Highlights from 2015 and a look into 2016

An exciting year for H5P is behind us.


Our community has grown a lot. The activity in our forums is more and more vibrant with more and more people devoting their time to push H5P forward with feedback, translations, testing, pull requests and funding among other things. I want to thank everyone in the community for all their hard work. You've been amazing!

Websites actively using H5P has increased with 500 percent and the community is growing rapidly. The vision of empowering everyone to create, share and reuse interactive content is becoming more and more realistic as H5P’s popularity among big e-learning organizations is increasing.

 

The number of websites actively using H5P has increased from 600
at the beginning of the year to 3000 sites at the end of 2015.

 

Since we don’t track which websites are using H5P we don’t know the number of end users. Through talking to people I have however learned that universities in England, USA, Canada, Spain, the Netherlands, Norway, Denmark, Germany and Australia are using H5P. I have also talked with two huge global leaders within the online training industry using H5P, and the army in one of the Scandinavian countries is also about to start using H5P. Also several consultancy agencies are using H5P and a quite big LMS is working on integrating H5P as an authoring tool. 

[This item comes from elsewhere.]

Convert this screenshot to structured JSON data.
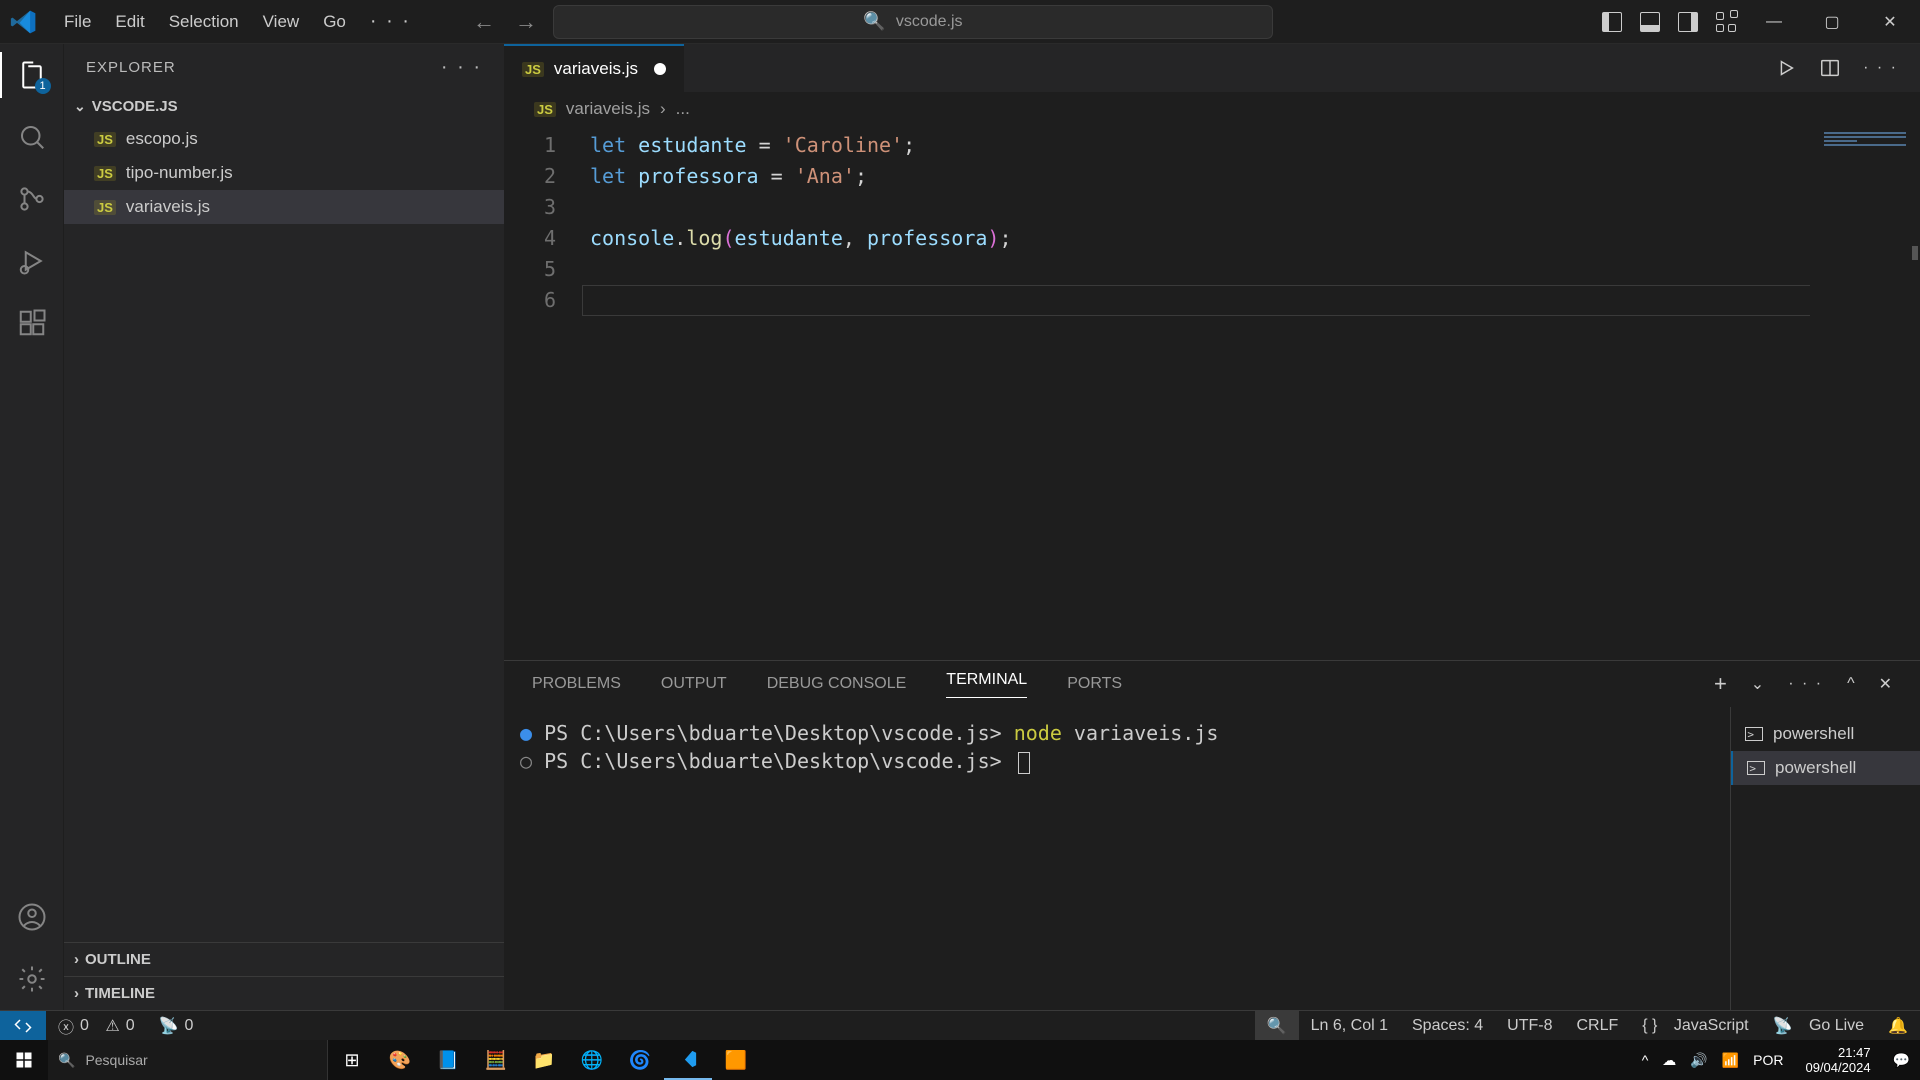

We have from the start been focusing on the reuse aspect – right now the creatives can share and reuse through the H5P file download and upload features. In 2016 we will hopefully release an early versions of a service that will make it even easier to share content created with H5P. We will also be more and more user centric in 2016. More than 50 community members has joined the beta tester group has making sure the user experience for both authors and learners is as good as it gets. We will continue to improve our xAPI integration and we will start doing answer evaluation on the server side. We will also focus more on universal design. Some of our content types should be quite good in terms of universal design but there is also room for improvement in many of them, and this will be improved in the beginning of 2016.

At the moment Joubel, the company where I work, is the major driving force behind H5P. I hope this will change in 2016. H5P’s vision will not be possible to achieve in a big way until we see a lot more organizations start sharing their content types on H5P.org. If we can continue to improve and grow as a community in 2016 the way we’ve done in 2015 we will have some really interesting weeks and months ahead of us. An H5P with huge adoption will not only enable the world to collaborate on creating an amazing authoring tool for Interactive Content, but also facilitate global collaboration on interactive content in a much bigger way than the world has ever seen before.

The results of global collaboration will be an enormous cost reduction for producing interactive content allowing for much quicker innovation, more adaptivity and better learning for everyone.

I want to wish everyone in the H5P community all the best for 2016.